Bejar recruited Canada’s Neutral Milk Hotel-meets-Queen quartet Frog Eyes to join him both as an opener and a backing band for this tour. Fans of the lavish airs smeared across Your Blues may not be as enthusiastic about the material from the stage. In fact, some may not even recognize it.
Your Blues–a grandiose record of explosive arrangements wrapped around plainsong melodies that walk (and, more than once, happily cross) the line between pomp and silliness with something of a Rufus Wainwright strut–was recorded laboriously over two months with his long-time pals and collaborators, David Carswell and John Collins.
The process started simply, an acoustic guitar as the only ornamentation used for the basic tunes. For years, though, Bejar had been wanting to do a MIDI album: that is, he had been hoping to use a Musical Instrument Digital Interface to imagine a virtual backing band built on 1’s and 0’s fed into and arranged with a computer. Eventually, the three worked with a MIDI guitar and a few synthesizers, imaging a full-scale orchestra–from strings and winds to glockenspiels and trumpets–to accompany the songs and to drive them to over-the-top, sound-and-vision limits.

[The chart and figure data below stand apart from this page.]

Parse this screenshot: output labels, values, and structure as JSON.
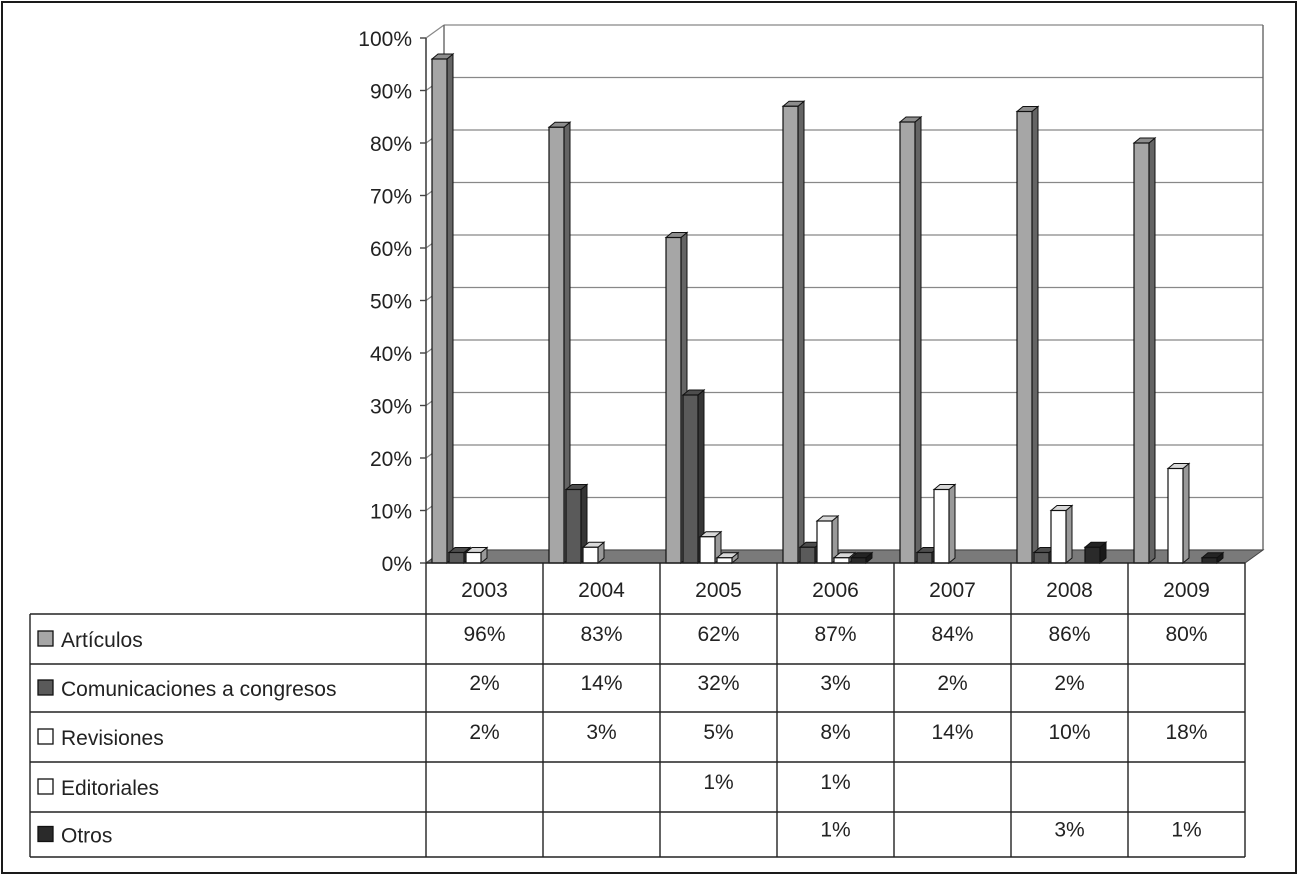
{
  "chart_data": {
    "type": "bar",
    "categories": [
      "2003",
      "2004",
      "2005",
      "2006",
      "2007",
      "2008",
      "2009"
    ],
    "ylim": [
      0,
      100
    ],
    "yticks": [
      "0%",
      "10%",
      "20%",
      "30%",
      "40%",
      "50%",
      "60%",
      "70%",
      "80%",
      "90%",
      "100%"
    ],
    "grid": true,
    "legend_placement": "data-table-rows",
    "series": [
      {
        "name": "Artículos",
        "color": "#a6a6a6",
        "values": [
          96,
          83,
          62,
          87,
          84,
          86,
          80
        ],
        "labels": [
          "96%",
          "83%",
          "62%",
          "87%",
          "84%",
          "86%",
          "80%"
        ]
      },
      {
        "name": "Comunicaciones a congresos",
        "color": "#5a5a5a",
        "values": [
          2,
          14,
          32,
          3,
          2,
          2,
          null
        ],
        "labels": [
          "2%",
          "14%",
          "32%",
          "3%",
          "2%",
          "2%",
          ""
        ]
      },
      {
        "name": "Revisiones",
        "color": "#ffffff",
        "values": [
          2,
          3,
          5,
          8,
          14,
          10,
          18
        ],
        "labels": [
          "2%",
          "3%",
          "5%",
          "8%",
          "14%",
          "10%",
          "18%"
        ]
      },
      {
        "name": "Editoriales",
        "color": "#ffffff",
        "values": [
          null,
          null,
          1,
          1,
          null,
          null,
          null
        ],
        "labels": [
          "",
          "",
          "1%",
          "1%",
          "",
          "",
          ""
        ]
      },
      {
        "name": "Otros",
        "color": "#2a2a2a",
        "values": [
          null,
          null,
          null,
          1,
          null,
          3,
          1
        ],
        "labels": [
          "",
          "",
          "",
          "1%",
          "",
          "3%",
          "1%"
        ]
      }
    ]
  }
}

“I had the ideas for probably two to three years before I recorded it, but I couldn’t figure out how I would do it. No one really wants to make a MIDI record anymore,” says Bejar. “But I feel really comfortable with Dave and John, and we had a lot of fun just changing the arrangements and finding neat ways to make it sound better.”
Live, the cloak of careful studio planning and tweaking lifts, discarded instead for the spontaneity and opportunity of a five-piece rock band.
“It’s tough to decide, really, which versions of these songs I like, really, because they’re like completely different projects,” says Bejar, who plans on returning to the studio after the tour to begin practicing new material and to re-record selections from Your Blues with Frog Eyes for a possible EP to be released on Merge Records early next year. “I mean, we’ve been rocking the shit out of these songs recently, so I’m pretty partial to the way we’re doing some of them as this band.”
Destroyer plays Cat’s Cradle with Kingsbury Manx and Frog Eyes Thursday, May 13. Show starts at 9 p.m. and costs $8 in advance or $10 at the door.